To continue on the theme of last class, I think there’s an underlying connection between the mp3 and so-called Big Data, and the technological tracks they occupy. The mp3 and similar digital container technologies have been rendered largely obsolete, at least in the sense of ownership, by streaming; Big Data techniques have ushered in a clustering paradigm, both as the sought-after piece of analytical knowledge and as the natural application of that analysis, a consequence of the ubiquity of data.

How do we interact with streaming media? I think an instructive archetype is the Spotify playlist. No one’s playlist has songs that someone else couldn’t put in their own playlist, so the inherent meaning or value derives from the space/genre/cluster defined by the playlist’s songs. In this zero-sum game, now that the ownership of music means little, the taste or preference or subculture-membership of the playlist creator takes on meaning (this meaning has always been present to some degree, but I think it can be argued that the meaning implied by music object ownership has traditionally suppressed it).

How does Big Data analysis proceed?
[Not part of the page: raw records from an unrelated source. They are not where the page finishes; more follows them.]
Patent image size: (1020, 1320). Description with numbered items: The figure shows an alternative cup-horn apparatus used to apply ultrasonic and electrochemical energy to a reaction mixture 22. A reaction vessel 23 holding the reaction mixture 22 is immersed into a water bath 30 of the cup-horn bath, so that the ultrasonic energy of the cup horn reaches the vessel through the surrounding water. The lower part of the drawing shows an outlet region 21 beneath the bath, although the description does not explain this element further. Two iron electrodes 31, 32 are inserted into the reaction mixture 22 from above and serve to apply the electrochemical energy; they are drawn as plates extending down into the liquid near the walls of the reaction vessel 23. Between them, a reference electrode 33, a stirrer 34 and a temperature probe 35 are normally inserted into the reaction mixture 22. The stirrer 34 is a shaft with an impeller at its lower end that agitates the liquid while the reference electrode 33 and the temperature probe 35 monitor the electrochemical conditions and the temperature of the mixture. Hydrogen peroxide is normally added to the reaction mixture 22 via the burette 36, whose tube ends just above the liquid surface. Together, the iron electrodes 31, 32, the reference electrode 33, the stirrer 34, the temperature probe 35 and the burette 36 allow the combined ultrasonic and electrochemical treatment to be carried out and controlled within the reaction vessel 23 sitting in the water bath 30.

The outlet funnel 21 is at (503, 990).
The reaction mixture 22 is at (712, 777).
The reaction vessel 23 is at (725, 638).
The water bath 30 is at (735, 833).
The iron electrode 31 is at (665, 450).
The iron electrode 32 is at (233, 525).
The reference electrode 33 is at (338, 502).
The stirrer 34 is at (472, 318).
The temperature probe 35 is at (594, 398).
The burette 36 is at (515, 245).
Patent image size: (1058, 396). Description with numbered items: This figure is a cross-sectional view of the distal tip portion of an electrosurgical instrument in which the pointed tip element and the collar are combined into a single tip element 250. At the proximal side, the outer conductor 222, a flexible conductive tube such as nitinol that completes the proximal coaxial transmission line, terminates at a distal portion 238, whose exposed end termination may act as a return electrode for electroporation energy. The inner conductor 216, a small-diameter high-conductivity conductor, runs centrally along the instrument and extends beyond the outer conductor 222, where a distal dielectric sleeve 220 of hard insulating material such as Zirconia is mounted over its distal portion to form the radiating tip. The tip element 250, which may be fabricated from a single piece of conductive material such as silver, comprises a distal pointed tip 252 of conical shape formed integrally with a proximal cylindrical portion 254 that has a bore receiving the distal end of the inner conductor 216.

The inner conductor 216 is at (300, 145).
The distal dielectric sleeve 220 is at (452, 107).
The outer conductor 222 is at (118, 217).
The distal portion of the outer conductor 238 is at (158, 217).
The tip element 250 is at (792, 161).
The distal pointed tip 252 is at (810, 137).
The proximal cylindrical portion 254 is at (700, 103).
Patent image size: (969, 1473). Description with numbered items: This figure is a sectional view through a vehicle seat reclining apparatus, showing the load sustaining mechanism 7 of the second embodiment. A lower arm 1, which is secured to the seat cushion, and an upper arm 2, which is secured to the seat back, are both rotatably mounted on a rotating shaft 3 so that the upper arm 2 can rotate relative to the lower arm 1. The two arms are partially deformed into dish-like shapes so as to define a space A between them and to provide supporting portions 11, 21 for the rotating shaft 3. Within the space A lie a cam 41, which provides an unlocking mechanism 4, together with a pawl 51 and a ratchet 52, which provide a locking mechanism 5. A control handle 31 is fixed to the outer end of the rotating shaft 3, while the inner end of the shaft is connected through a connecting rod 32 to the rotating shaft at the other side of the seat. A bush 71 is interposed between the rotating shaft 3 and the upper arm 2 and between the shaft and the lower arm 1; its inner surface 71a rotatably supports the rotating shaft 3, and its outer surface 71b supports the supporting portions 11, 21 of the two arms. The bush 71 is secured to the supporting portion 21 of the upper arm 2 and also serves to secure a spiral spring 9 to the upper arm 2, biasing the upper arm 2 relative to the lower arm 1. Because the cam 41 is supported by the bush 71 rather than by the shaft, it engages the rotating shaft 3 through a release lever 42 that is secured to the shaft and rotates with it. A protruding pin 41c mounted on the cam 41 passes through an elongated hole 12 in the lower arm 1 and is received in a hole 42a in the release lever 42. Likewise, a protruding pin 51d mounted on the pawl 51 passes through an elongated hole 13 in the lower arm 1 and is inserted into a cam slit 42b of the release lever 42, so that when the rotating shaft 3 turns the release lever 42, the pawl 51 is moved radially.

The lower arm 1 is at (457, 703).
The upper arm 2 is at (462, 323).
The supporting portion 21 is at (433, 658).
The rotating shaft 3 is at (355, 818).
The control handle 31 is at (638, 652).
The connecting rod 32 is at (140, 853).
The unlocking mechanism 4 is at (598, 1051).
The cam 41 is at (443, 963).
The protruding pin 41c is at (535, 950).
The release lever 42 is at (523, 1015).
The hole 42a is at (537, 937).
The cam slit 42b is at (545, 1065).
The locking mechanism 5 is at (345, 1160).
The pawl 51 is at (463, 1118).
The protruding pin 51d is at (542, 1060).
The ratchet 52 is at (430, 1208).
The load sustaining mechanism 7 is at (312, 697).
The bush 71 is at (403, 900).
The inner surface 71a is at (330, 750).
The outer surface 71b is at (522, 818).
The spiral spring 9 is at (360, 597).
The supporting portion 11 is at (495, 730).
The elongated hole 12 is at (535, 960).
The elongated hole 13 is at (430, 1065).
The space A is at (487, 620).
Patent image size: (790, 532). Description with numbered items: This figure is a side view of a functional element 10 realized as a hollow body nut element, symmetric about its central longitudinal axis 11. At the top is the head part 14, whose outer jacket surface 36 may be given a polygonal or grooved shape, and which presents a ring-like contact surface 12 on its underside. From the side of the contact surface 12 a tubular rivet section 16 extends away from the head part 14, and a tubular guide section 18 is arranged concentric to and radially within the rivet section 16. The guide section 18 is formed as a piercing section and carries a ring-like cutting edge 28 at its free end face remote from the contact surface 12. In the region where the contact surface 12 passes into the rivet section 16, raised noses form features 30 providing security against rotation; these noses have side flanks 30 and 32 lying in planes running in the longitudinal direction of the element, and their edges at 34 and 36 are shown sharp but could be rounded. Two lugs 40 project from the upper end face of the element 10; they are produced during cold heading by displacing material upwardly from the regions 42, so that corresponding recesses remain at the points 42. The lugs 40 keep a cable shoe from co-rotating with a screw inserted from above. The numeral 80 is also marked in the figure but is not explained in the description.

Broadly, by identifying meaning that isn’t explained by any single observed variable.

In both technological tracks we could pick out a similar shift—when our pool of data (media content, data in the scientific sense) reaches such a level of omnipresence that everyone pretty much has access to the same set, we try to determine the latent space that remains now that the noise of our informational infrastructure has become peripheral and no longer creates space of its own (although this space will surely have lasting implications), and then we try to settle into it.

It actually seems like the Editor-in-Chief of Wired had a point in emphasizing that “we can track and measure [what people do] with unprecedented fidelity,” and that to be able to do this endangers the utility of fields that cluster people by hand, as it were. To be sure, the numbers don’t speak for themselves, but for the most part they do display themselves silently in full public view.

This also seems like an unstated reason for boyd and Crawford to adopt the idea, from boyd’s previous work with Alice Marwick, that “being in public” is distinct from “being public.” How do we describe spaces that are both public and private? We could imagine a vast, unfenced, latent field (for boyd and Crawford, a park) on which groups of people cluster together for social interaction. Anyone could visit any cluster, but distance between clusters makes such travel difficult. Privacy scales with distance (which we could say scales inversely with the number of public data points about a cluster), so it’s no longer a binary concept. This is why Zack’s point last class is crucial—he said we’ve reached a point where our data is basically fully “out there,” and the only thing mediating a dox is effort.

  1. Jeffrey Himpele says:

    An evocative set of connections, Joe. I enjoyed reading this. Taken as a whole, however, the questions here reminds me of the point that Miller and Horst made in the “Digital Anthropology and the Human.” And that is that the digital has revealed the mediated and framed nature of the non-digital world. What do you think?